YOUNG cycling sensation Corbyn Strong surprised even himself during his remarkable SBS Bank Tour of Southland debut last week.
Strong has been regarded a future star of New Zealand cycling for some time, but the 18-year-old’s 10th place finish in the 2018 SBS Tour of Southland underlined that status for all to see.
Last week Strong was meant to be completing his final week at Southland Boys’ High School, but instead he took on the longest road race of his career in the form of the gruelling six-day Tour.
Strong went into New Zealand’s premier road cycling race with little expectation, and the messages from his support team was to take it easy to ensure he managed the demands of such a tough race.
On the first day of the Tour he found himself in a breakaway group and that thought of simply getting through his debut tour unscathed switched to a desire to mix it with the big boys.
“I went into the Tour with no GC (general classification) expectations at all. It was after the Coronet Peak stage, I thought ‘I’m in with a shot of maybe pushing for a top 10 place’,” he said.
A top 10 place was exactly what he achieved and it has piqued his interest around just what he could potentially achieve on the road in the future.
Strong has made a mark on the wooden velodrome boards, including winning gold as part of the team pursuit at the world junior track cycling championships in Switzerland this year.
Cyclists often try to juggle track and road duties, but Strong acknowledged if he was to give himself the best chance of succeeding on the road in the future, he would need to concentrate solely on that.
“[The Tour of Southland] has been a real eye-opener for me around stage racing, and I’d like to do more of it. I’ve got some decisions I’ll need to make at some stage,” he said.

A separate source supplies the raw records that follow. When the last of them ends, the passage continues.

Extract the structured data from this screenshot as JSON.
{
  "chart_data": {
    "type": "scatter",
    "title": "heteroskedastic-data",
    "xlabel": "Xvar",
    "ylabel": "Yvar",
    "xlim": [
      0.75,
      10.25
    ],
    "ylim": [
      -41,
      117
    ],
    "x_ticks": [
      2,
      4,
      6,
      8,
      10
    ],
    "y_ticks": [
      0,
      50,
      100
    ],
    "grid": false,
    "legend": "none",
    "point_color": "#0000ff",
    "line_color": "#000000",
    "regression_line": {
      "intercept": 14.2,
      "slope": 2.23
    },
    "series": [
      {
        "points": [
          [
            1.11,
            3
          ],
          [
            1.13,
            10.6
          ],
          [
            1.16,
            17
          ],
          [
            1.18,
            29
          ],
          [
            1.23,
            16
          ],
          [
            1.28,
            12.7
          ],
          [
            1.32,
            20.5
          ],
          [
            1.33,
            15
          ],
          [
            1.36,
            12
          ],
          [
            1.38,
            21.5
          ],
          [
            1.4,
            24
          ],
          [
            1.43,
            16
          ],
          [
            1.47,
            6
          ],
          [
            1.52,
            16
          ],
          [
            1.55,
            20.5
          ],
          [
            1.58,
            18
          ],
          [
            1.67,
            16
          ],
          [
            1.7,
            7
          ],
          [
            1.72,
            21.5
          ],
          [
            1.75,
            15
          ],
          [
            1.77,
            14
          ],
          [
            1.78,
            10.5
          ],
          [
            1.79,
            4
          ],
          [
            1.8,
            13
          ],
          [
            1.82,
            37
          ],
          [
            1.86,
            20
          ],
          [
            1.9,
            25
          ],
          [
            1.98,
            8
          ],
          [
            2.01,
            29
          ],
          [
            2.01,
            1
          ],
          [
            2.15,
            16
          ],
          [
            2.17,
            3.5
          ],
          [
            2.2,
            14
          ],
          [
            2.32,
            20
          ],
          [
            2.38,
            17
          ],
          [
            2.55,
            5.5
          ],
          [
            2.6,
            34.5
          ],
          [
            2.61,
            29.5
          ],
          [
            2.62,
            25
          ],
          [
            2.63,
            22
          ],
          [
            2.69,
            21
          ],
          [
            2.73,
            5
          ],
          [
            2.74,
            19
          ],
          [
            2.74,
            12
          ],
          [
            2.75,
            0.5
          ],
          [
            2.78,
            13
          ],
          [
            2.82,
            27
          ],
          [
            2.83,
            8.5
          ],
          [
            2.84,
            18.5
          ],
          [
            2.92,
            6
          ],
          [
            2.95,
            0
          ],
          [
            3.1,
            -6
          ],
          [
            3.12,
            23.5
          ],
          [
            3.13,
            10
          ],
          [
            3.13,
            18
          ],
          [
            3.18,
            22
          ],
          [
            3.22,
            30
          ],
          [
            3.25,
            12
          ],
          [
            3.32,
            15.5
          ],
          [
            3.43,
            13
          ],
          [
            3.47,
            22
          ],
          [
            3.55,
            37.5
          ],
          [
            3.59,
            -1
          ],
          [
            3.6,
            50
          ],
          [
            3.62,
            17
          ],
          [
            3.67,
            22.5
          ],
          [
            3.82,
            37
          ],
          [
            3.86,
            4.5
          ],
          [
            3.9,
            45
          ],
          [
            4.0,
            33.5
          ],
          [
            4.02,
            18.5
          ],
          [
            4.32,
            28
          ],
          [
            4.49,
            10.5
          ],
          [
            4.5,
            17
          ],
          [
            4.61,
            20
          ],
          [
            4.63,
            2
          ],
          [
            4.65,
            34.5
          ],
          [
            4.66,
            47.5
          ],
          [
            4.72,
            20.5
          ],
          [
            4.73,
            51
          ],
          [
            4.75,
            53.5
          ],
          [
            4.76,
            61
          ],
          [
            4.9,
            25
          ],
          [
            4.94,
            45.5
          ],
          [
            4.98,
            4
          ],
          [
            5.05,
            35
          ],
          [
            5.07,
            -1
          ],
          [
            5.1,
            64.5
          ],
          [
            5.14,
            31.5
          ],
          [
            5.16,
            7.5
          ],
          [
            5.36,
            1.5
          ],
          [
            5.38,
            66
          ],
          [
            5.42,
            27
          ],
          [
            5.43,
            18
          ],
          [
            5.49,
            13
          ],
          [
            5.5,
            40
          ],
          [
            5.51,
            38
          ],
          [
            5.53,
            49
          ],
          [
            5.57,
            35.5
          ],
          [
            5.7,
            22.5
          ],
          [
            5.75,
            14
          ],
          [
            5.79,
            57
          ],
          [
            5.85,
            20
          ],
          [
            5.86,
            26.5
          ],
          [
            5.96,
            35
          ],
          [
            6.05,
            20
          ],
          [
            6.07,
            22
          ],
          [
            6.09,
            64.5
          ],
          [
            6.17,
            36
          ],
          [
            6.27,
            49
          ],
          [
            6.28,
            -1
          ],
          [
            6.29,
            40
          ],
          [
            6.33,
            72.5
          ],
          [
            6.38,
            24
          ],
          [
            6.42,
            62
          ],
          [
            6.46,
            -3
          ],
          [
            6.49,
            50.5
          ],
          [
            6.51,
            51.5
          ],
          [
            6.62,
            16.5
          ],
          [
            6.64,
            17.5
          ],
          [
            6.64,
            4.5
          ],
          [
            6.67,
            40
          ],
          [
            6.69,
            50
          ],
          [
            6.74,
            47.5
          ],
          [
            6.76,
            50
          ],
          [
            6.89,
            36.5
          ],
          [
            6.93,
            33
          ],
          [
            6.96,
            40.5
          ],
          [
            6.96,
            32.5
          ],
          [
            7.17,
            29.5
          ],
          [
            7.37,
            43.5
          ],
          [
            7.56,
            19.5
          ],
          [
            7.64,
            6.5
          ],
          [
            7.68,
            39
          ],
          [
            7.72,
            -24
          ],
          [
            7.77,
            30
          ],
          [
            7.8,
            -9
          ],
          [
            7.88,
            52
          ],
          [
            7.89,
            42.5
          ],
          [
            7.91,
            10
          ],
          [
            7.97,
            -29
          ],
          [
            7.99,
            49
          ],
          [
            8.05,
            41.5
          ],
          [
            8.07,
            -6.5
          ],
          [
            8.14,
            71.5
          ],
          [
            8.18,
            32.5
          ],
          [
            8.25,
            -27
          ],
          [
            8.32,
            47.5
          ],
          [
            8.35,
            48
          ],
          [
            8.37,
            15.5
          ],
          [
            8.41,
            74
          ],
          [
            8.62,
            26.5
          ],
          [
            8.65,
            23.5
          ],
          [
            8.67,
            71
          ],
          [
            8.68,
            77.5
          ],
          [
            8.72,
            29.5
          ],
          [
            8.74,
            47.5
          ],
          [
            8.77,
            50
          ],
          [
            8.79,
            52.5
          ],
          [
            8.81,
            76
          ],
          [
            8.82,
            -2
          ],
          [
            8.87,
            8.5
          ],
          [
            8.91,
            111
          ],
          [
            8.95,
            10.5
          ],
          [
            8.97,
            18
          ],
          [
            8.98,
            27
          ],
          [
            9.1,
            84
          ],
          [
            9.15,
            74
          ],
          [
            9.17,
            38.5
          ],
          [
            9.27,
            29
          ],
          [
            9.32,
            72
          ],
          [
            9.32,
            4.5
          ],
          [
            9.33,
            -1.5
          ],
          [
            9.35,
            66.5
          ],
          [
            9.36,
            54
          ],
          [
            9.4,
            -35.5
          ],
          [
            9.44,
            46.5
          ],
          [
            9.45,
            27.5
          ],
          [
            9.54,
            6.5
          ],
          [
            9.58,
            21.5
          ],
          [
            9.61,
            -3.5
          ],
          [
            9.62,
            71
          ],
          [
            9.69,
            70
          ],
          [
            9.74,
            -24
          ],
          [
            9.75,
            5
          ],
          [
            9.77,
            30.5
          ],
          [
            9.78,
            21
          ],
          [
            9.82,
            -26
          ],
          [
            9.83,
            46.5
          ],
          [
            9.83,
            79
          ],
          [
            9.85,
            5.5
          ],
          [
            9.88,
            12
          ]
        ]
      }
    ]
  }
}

Strong’s impressive debut Tour of Southland prompted cycling followers to ponder if he could well be the man to break the Southland drought in the future.
The last Southlander to win the Tour of Southland was Doug Bath in 1994, which itself ended a 21-year stretch since the last hometown winner.
“[A Tour of Southland win] would be very special for me and my family. I would love to do it.
“But seeing Michael Vink win for the first time this year, after being right up there in New Zealand cycling for the past eight or 10 years, it showed me just how tough of a race it is to win,” Strong said.
Matt Zenovich was Southland’s leading rider this year. He finished sixth, with Strong the next best at 10th.
To add to the occasion for Strong, on what was supposed to be his final day at Southland Boys’ on Friday, many of his school mates took to Herbert St in Invercargill to cheer him on and they also preformed a haka for him.
“It was disappointing I wasn’t able to be there with them for the last day, but it was great to have them out there cheering me on.
“Southland Boys’ have been very good to me with my cycling,” he said.
For Strong the focus now turns back to the track, where he hopes to line up at elite World Cup meets in January.